現地での指導にあたったアレハンドロ・マルケスは、子どもたちの姿勢に驚きを隠さず、『彼らは非常に働き者で、コーチの言葉にしっかりと耳を傾けます。スタート地点としては素晴らしいベースがあります。アフリカには多くの才能が眠っており、ヨーロッパのクラブは日々アフリカの国々に注目するようになっています』と大きな手応えを口にした。また、ビジャレアルが人口5万人の街のクラブでありながら、国際的な展開を通じて選手を育成する独自のメソッドを示したいという強い目的も語った。
女子チームのコーチであるホルヘ・フステルは、スペインとの戦術的レベルの違いを指摘しつつ、『才能は世界中のどこにでもあり、アフリカにもあります。ヨーロッパやアジアよりも多いかもしれませんが、それに取り組み、可視性を与える必要があります』と才能の原石を磨き上げることの重要性を強調した。

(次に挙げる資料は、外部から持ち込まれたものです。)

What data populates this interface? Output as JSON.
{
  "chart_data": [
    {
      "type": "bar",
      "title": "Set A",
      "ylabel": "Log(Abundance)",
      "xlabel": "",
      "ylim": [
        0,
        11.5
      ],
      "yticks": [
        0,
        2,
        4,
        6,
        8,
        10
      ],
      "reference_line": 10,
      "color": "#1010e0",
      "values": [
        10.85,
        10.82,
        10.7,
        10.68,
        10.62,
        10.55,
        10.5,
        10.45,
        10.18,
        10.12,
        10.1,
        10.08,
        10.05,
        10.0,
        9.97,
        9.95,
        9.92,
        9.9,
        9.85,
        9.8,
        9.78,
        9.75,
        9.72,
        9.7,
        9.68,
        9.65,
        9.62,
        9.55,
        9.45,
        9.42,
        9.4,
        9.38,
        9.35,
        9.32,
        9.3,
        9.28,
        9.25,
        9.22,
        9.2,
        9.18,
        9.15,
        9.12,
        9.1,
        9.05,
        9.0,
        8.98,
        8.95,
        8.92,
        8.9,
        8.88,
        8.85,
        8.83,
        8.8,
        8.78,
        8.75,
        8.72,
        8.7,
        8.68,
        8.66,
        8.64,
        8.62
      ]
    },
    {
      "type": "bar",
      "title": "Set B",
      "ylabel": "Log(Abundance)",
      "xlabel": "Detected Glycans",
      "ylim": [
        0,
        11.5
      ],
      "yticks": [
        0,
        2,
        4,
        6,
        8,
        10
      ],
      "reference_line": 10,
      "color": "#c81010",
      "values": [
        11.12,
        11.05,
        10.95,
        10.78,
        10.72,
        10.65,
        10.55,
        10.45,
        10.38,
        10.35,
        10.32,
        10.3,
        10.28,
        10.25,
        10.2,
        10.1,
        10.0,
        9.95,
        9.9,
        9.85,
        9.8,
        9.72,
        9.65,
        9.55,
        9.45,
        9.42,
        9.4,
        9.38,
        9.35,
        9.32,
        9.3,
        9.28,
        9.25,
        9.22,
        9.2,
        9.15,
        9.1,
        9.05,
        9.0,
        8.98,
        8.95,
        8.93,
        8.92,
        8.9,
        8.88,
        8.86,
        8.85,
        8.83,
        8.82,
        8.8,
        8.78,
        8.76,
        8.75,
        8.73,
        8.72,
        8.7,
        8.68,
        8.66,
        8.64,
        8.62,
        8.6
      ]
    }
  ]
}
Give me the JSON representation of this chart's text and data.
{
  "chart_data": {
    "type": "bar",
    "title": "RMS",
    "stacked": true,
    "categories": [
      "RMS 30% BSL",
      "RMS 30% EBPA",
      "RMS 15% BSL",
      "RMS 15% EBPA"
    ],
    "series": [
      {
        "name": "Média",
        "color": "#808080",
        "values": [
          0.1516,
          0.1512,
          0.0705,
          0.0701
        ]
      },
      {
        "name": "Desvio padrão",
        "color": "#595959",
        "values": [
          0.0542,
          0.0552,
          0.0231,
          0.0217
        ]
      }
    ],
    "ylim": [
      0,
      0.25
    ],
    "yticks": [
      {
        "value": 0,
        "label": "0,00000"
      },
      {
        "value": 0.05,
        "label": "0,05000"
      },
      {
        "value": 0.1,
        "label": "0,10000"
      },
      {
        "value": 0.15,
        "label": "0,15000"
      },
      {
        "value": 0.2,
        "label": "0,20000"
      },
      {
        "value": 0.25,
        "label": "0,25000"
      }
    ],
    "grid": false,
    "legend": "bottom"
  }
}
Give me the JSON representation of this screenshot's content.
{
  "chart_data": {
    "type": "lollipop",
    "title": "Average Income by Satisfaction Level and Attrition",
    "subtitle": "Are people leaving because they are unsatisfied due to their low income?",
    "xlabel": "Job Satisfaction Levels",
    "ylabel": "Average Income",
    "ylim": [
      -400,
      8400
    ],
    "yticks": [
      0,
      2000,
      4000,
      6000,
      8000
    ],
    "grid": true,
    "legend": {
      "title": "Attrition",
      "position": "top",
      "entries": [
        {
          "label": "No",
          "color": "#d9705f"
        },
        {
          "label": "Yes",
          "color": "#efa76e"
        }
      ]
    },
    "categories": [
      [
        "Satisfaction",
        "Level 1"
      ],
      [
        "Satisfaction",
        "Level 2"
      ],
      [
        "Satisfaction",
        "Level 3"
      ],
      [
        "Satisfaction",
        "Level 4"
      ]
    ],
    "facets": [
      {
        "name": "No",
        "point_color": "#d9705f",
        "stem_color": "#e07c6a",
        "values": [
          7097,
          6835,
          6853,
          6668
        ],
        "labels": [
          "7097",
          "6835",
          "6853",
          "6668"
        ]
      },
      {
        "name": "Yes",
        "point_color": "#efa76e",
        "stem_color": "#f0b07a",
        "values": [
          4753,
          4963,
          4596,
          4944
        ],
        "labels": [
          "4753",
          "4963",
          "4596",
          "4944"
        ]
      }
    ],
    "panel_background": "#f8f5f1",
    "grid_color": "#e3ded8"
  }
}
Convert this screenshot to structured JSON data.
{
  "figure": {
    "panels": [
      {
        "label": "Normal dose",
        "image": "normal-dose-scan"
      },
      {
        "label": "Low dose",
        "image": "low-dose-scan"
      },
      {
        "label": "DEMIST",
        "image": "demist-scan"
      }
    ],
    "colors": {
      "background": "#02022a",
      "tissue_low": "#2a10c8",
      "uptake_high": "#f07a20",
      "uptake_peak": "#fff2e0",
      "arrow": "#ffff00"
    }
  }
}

参加した子どもたちの中には、リヴァプールでプレーすることを夢見る14歳のジョーダンや、アーセナルでプロになることを目指す15歳のジュニアなど、明確な目標を持つ選手たちが目を輝かせていた。New Hera InterconnectionのCEO、マルティ・アリマニー・トーレスは『今回は市場の反応を見るためのテストでしたが、大成功だったと思います』と総括し、『ヨーロッパへの道はスペインの若者にとっても険しいものですが、不可能ではありません。サッカーは2日間のレースではなく、マラソンです』と子どもたちに向けて現実的かつ希望に満ちた言葉を贈った。(via SPORT)
【本日の総括】
コモ・カップでの逆転負けは、退場者や守備の連携不足など新シーズンに向けて修正すべき課題を浮き彫りにしました。一方で、経験豊富なペーテル・グラーチの獲得合意は、CLを見据えたチームに大きな安定をもたらす重要な補強となります。また、アフリカでのアカデミー展開やBチームの始動など、クラブの未来を見据えたプロジェクトも着実に進行しています。